In a May 19 news conference, Information Minister Marriyum Aurangzeb announced the ban of non-essential imports in an effort to "control spiraling inflation, stabilize foreign exchange reserves, strengthen the economy, and reduce the country's reliance on imports," via CNN. Now, just one month later, it looks like tea could be next to go.

This week, Pakistan's Federal Planning Minister Ahsan Iqbal asked sippers nationwide to cut back tea consumption to just one or two cups per day, via The Washington Post. The reason? To turn Pakistan's economic crisis around. Sounds like a viable solution? Pakistani consumers don't seem to think so, either.

Spill the tea

Pakistans Federal Planning Minister, Ahsan Iqbal, announced a call to action, and folks have responded by taking to social media to call for his resignation. Dil Sher, owner of a tea stall in Islamabad, wonders whether next the government will be telling people to eat less, too, via The Washington Post. Sher doubts whether limiting tea is an impactful solution to the economic crisis at all — and many people seem to agree. Journalist Hameed Khan criticizes Pakistani "elites" for imposing unaffordable taxes on the working class instead of implementing changes in their own luxurious lifestyles, reports NBC.

Pakistan has seen substantial government turnover in recent months. In April, Shehbaz Sharif became Prime Minister after Imran Khan was removed by a no-confidence vote (per CNBC). Iqbal Singh Sevea of the National University of Singapore told the news outlet that Sharif's transition into power would likely be tumultuous, saying Sharif had "inherited an economy rattled by a current account deficit and inflation."

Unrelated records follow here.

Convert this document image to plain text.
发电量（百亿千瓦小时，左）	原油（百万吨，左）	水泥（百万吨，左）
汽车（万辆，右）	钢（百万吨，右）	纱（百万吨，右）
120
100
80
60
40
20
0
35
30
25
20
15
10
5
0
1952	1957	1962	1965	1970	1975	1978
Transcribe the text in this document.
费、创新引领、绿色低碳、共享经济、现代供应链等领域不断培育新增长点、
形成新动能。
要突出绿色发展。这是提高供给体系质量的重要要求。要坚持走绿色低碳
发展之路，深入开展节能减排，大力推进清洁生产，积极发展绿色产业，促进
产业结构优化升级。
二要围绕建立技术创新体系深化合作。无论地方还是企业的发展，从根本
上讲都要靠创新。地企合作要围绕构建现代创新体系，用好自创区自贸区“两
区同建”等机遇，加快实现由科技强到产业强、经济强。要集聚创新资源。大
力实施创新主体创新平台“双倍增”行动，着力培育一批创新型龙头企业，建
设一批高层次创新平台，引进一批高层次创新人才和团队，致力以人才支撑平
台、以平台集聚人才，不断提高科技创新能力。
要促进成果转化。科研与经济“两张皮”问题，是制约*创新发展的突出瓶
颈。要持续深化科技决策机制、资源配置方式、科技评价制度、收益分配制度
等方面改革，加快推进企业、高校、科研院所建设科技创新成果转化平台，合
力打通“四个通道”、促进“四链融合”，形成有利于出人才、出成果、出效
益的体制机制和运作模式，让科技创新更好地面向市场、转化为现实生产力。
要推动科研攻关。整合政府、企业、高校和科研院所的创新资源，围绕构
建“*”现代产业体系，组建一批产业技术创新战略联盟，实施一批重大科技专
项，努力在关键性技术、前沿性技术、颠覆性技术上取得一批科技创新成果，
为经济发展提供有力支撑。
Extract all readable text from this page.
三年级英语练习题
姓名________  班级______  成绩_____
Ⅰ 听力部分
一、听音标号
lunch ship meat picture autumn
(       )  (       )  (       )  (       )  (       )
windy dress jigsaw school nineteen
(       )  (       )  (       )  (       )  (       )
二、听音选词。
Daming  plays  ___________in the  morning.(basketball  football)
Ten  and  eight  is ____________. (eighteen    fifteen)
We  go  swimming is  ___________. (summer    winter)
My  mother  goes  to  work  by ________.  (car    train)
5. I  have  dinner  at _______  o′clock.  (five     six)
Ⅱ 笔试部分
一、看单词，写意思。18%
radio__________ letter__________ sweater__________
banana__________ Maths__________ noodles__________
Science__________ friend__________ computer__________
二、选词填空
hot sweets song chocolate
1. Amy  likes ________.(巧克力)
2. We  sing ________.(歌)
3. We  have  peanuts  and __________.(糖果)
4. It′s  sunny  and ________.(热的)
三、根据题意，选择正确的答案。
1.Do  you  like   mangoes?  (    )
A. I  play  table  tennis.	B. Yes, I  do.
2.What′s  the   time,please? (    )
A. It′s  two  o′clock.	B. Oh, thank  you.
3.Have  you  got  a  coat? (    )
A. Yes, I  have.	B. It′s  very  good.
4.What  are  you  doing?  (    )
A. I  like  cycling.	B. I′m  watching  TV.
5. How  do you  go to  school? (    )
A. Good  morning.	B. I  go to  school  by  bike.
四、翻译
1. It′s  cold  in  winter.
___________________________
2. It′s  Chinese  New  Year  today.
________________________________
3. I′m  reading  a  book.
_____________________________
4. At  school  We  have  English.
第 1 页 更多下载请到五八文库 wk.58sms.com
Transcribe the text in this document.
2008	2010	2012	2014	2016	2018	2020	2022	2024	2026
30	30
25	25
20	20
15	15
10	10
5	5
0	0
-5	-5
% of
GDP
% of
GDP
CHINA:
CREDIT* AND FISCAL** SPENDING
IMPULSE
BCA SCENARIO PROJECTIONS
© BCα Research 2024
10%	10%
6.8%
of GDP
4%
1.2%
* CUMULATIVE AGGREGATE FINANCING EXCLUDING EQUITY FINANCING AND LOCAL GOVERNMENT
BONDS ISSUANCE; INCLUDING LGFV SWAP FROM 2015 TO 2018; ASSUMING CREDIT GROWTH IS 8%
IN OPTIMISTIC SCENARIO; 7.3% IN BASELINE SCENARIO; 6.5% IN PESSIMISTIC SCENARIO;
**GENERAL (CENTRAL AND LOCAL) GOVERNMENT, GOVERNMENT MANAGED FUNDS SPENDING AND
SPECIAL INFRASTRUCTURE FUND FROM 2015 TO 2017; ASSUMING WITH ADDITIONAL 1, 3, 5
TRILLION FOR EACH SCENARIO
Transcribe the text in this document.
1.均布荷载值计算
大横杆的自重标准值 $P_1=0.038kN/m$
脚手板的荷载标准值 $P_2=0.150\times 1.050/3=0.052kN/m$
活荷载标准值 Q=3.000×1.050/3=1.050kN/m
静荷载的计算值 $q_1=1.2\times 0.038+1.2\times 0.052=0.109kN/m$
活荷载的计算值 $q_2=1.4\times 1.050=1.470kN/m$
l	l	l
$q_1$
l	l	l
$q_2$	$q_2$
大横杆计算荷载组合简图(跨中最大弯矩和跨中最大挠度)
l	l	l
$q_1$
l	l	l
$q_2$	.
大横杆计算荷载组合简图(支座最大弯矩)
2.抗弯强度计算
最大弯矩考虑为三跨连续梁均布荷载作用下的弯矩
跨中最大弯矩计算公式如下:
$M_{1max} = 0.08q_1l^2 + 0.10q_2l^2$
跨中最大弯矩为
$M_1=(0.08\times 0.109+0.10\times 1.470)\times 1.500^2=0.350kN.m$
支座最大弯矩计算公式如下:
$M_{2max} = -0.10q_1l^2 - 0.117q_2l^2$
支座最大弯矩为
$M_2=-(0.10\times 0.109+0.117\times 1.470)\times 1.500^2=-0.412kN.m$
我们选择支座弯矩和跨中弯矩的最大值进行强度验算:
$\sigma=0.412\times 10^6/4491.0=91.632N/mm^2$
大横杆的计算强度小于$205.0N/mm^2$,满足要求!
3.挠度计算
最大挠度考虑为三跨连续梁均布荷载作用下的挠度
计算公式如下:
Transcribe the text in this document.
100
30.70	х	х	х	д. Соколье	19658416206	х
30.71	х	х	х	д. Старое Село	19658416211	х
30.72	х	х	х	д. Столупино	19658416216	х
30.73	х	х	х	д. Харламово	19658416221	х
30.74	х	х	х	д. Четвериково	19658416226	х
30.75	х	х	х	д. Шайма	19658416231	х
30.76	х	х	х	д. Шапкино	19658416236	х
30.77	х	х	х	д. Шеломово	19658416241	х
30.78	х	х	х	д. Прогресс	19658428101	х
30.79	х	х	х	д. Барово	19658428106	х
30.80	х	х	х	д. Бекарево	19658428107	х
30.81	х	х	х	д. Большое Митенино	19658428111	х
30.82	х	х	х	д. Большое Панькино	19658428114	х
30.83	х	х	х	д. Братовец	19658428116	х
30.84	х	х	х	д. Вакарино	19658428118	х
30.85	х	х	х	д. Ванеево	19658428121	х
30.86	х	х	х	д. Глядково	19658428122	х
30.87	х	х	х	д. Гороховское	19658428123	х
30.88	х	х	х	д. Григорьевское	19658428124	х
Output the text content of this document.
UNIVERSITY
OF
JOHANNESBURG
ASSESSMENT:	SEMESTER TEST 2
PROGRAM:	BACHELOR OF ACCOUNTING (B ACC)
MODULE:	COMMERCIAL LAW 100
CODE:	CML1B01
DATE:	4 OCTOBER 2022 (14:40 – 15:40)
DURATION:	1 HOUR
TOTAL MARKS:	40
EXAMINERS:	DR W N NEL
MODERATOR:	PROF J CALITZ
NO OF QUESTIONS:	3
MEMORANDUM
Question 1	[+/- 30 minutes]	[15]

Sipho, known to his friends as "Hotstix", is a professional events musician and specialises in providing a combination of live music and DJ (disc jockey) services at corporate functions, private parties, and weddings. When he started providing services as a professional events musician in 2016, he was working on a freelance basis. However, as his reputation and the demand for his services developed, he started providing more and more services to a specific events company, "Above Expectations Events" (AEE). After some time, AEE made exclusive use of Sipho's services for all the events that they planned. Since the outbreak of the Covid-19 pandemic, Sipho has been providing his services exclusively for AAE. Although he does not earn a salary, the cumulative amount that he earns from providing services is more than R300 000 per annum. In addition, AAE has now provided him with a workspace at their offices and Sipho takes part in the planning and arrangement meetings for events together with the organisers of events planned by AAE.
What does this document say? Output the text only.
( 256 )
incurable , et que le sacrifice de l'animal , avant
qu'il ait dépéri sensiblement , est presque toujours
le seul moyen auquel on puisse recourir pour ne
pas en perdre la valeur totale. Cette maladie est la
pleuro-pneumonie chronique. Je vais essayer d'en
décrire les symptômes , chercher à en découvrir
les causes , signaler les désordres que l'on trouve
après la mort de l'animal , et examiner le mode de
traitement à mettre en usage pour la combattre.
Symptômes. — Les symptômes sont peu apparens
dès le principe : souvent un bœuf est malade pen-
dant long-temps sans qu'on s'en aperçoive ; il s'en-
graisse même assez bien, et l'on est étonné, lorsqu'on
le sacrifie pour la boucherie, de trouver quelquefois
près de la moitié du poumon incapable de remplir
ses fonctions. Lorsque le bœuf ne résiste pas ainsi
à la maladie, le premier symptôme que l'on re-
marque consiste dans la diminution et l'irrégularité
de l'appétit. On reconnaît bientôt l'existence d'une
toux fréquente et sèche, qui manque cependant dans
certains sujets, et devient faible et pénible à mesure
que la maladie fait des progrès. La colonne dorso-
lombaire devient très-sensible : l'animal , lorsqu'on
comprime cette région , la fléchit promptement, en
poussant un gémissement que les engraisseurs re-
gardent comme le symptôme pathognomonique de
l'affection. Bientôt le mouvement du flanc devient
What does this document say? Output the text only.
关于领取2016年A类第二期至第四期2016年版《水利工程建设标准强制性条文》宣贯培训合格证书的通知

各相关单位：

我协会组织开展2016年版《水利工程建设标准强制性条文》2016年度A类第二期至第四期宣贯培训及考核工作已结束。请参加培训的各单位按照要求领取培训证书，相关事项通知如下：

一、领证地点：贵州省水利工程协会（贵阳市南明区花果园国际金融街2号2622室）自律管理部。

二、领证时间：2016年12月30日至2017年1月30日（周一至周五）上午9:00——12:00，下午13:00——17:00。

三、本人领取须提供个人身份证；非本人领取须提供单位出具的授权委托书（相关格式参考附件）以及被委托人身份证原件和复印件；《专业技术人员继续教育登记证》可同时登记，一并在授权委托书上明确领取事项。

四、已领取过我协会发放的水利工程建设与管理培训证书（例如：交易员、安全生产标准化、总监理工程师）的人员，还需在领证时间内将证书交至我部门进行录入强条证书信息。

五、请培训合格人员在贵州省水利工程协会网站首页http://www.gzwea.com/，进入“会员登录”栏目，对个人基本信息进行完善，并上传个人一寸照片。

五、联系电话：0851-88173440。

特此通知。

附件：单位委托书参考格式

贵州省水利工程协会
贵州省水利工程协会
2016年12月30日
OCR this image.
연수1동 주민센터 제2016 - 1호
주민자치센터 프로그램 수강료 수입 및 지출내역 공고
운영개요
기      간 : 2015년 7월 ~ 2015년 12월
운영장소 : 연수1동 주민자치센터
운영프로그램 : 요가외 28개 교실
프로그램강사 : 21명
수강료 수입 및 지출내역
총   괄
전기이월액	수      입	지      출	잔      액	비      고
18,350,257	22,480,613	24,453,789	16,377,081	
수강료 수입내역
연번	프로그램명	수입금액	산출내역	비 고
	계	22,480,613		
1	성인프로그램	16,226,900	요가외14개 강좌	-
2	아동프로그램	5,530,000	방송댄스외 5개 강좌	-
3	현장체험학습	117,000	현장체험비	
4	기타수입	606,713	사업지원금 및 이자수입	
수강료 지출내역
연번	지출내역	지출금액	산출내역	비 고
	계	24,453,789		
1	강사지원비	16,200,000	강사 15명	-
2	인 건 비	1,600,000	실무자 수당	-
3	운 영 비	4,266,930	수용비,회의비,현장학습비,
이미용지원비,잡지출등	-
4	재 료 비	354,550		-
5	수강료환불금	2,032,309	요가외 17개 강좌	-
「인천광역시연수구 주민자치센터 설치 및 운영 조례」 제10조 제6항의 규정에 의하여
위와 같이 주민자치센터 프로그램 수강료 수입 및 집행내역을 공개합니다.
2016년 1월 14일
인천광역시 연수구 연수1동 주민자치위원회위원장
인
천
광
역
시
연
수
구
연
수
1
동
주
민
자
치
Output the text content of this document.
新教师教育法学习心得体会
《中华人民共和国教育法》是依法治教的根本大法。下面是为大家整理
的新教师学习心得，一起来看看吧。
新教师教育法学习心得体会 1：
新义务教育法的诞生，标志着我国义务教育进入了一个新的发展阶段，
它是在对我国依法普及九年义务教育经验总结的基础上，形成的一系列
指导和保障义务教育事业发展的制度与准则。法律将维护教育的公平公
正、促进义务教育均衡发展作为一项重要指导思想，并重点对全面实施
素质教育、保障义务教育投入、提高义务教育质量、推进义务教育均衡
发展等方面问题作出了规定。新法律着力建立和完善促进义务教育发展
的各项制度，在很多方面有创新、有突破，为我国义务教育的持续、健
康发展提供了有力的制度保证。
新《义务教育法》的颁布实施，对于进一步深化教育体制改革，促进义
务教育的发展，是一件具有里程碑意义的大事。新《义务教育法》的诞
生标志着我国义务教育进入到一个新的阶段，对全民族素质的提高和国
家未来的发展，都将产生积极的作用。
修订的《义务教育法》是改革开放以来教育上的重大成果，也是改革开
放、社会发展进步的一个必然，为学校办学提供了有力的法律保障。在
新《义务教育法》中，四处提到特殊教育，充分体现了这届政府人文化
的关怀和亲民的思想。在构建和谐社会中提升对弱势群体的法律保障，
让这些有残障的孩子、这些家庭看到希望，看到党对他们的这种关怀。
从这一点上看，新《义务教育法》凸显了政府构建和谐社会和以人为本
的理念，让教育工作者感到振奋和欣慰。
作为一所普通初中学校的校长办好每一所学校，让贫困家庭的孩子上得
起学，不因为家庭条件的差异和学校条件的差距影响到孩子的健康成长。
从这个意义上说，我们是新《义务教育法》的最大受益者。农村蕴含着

But, since then, Sharif has been the target of heavy criticism, particularly about his ability to handle the nation's finances. This month, the rupee hit an all-time low valuation against the U.S. dollar, at 78.24/$1, according to finance analytics platform Investing.com. Plus, in May, former Prime Minister Imran Khan claimed a conspiracy to remove him from power and initiate a "regime change" led to his wrongful termination, reports MSN. Pakistan's President Dr. Arif Alvi has since called for a thorough investigation into these allegations from an independent inquiry commission.